Long Xin también negó con la cabeza. —Yo tampoco he oído nada al respecto. Además, en cuanto al fragmento de la Técnica del Tesoro Guiyuan que le quitamos al dueño de la casa de subastas, todavía no hemos podido averiguar de quién lo obtuvo.
Al oír esto, el ceño de Long Chen se frunció. «Qué extraño… ¿¡Dónde diablos podrían estar los fragmentos de la Técnica del Tesoro Guiyuan!?»
Tang Le frunció el ceño. —¿No creerás que ese tipo nos mintió a propósito, verdad?
—Es poco probable —Long Chen descartó la idea—. Dadas las circunstancias, lo que dijo tenía que ser la verdad.
—Bien, entonces sigamos buscando —dijo Tang Le con seriedad—. Hermano Long, no te preocupes. Haré todo lo posible para ayudarte a encontrar los fragmentos de la Técnica del Tesoro Guiyuan.
Long Chen asintió. —¡Gracias, Hermano Tang!
Tang Le agitó la mano. —No es nada. Si actúas así, me tratas como a un extraño. Demuestra que no me consideras uno de los tuyos.
Long Chen sonrió. —De acuerdo, entonces no me andaré con formalidades contigo. —Luego, sugirió—: Llevamos tanto tiempo aquí, ¿por qué no salimos a dar un paseo?
—¡Sería genial! —intervino Long Xin—. He estado tanto tiempo encerrada aquí que me estoy volviendo loca.

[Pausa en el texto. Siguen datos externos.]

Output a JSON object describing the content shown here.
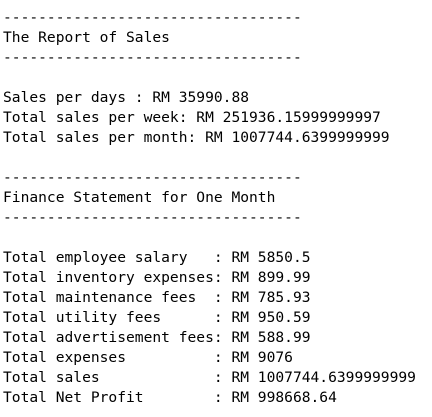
{
  "report": {
    "divider_top": "----------------------------------",
    "title": "The Report of Sales",
    "divider_bottom": "----------------------------------",
    "lines": [
      "Sales per days : RM 35990.88",
      "Total sales per week: RM 251936.15999999997",
      "Total sales per month: RM 1007744.6399999999"
    ]
  },
  "finance": {
    "divider_top": "----------------------------------",
    "title": "Finance Statement for One Month",
    "divider_bottom": "----------------------------------",
    "rows": [
      "Total employee salary   : RM 5850.5",
      "Total inventory expenses: RM 899.99",
      "Total maintenance fees  : RM 785.93",
      "Total utility fees      : RM 950.59",
      "Total advertisement fees: RM 588.99",
      "Total expenses          : RM 9076",
      "Total sales             : RM 1007744.6399999999",
      "Total Net Profit        : RM 998668.64"
    ]
  }
}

—¿Mmm? —Long Chen le lanzó una mirada de sorpresa a Long Xin.
—Hermano Long, probablemente no lo sepas —dijo Tang Le—. Long Xin ha estado sentada aquí todo el tiempo que has estado cultivando. Intenté que saliera a dar un paseo, pero no hubo manera de moverla. Se quedó sentada aquí, esperándote.
Ante esto, Tang Le no pudo evitar sentir una punzada de envidia. —Realmente te envidio. Tienes a una chica genial como Long Xin contigo… ¿Cuándo conoceré yo a alguien así?